Yesterday Dave and I took HSATE to Eastern Flying Club (The runway is a little over 500 meters long now) for breakfast (excellent food). Then we flew to Pattaya Airpark to look at a new based aircraft before returning to Bang Phra. I planned to fly as usual yesterday and today but really I was too tired after the morning flights and even a little fatigued so I took time out. As usual I travelled from Hong Kong after my Night Shift the day before but all that had gone before caught up with me.

I have been busy over the last few months.

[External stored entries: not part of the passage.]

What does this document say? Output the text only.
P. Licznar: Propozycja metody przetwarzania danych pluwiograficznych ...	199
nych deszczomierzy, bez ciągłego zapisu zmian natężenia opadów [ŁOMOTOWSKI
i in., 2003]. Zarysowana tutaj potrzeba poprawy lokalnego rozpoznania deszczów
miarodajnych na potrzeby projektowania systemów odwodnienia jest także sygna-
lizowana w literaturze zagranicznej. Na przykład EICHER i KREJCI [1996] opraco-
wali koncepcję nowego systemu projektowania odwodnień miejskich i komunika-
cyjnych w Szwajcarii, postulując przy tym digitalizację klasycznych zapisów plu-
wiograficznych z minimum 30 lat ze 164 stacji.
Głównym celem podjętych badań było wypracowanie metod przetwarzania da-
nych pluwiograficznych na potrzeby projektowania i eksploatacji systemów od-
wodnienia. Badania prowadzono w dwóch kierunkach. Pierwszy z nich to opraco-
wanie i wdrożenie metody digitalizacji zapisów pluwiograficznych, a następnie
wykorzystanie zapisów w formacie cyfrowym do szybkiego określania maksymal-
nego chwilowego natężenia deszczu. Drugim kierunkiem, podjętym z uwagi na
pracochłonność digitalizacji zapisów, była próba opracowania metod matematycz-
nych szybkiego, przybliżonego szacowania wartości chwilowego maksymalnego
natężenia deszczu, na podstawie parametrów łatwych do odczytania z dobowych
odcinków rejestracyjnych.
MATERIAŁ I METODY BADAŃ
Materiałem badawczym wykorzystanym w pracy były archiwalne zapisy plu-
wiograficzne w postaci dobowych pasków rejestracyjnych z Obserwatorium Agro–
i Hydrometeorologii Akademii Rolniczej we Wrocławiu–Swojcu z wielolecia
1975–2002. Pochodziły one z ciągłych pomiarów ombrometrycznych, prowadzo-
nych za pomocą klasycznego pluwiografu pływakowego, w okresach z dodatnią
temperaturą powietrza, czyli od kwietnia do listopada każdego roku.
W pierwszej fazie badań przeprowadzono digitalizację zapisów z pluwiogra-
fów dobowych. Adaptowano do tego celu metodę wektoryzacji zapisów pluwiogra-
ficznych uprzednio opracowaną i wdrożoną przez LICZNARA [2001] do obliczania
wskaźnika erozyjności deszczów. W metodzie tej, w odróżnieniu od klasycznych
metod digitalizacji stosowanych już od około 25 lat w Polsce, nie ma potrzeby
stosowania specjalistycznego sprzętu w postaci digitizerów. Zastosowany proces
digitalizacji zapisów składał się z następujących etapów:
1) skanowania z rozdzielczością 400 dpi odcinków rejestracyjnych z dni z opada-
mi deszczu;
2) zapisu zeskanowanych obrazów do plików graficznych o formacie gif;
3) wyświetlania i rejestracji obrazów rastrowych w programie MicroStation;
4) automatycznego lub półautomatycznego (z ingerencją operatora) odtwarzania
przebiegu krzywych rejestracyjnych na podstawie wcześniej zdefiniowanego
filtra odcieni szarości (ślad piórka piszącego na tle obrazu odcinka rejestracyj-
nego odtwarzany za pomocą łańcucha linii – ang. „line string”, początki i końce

November: I went to USA and successfully completed the ATP Multi CFI course. I now have an FAA Flight Instructor Certificate with ratings for single and multi-engine, and Instrument. Along the way I took additional written exams to hold an Advanced Ground Instructor Certificate with Instrument Ground Instructor. This monster course overran because of weather, Thanksgiving, Examiner availability, all the usual suspects. My contingency time allowed me to finish it all despite the delays. If you do the Multi CFI course then I suggest that you allow at least three weeks to complete it. The ATP Multi CFI course instruction and aircraft are of above average quality compared to other flight schools.

December: I managed to get to Guernsey for my Father's 80th birthday. The day ended with a surprise concert with my Father playing three sets with big bands; Jazzonymous, The Guernsey Jazz Orchestra, and the two combined. Not bad for 80! Proud I am! When I got back to Hong Kong I Started packing up for the end of my apartment lease but flying on my off days in Thailand.

January: Moved apartments from 1,400 Sq Ft to 550 Sq Ft. Downsizing is difficult! I did the move in stages so that I didn't simply fill the new place with boxes all at once. I am sifting through my stuff and giving away or dumping what I don't need. I now live in a much cheaper apartment so I have flexibility for the future.

I will make 2010 even more interesting than 2009!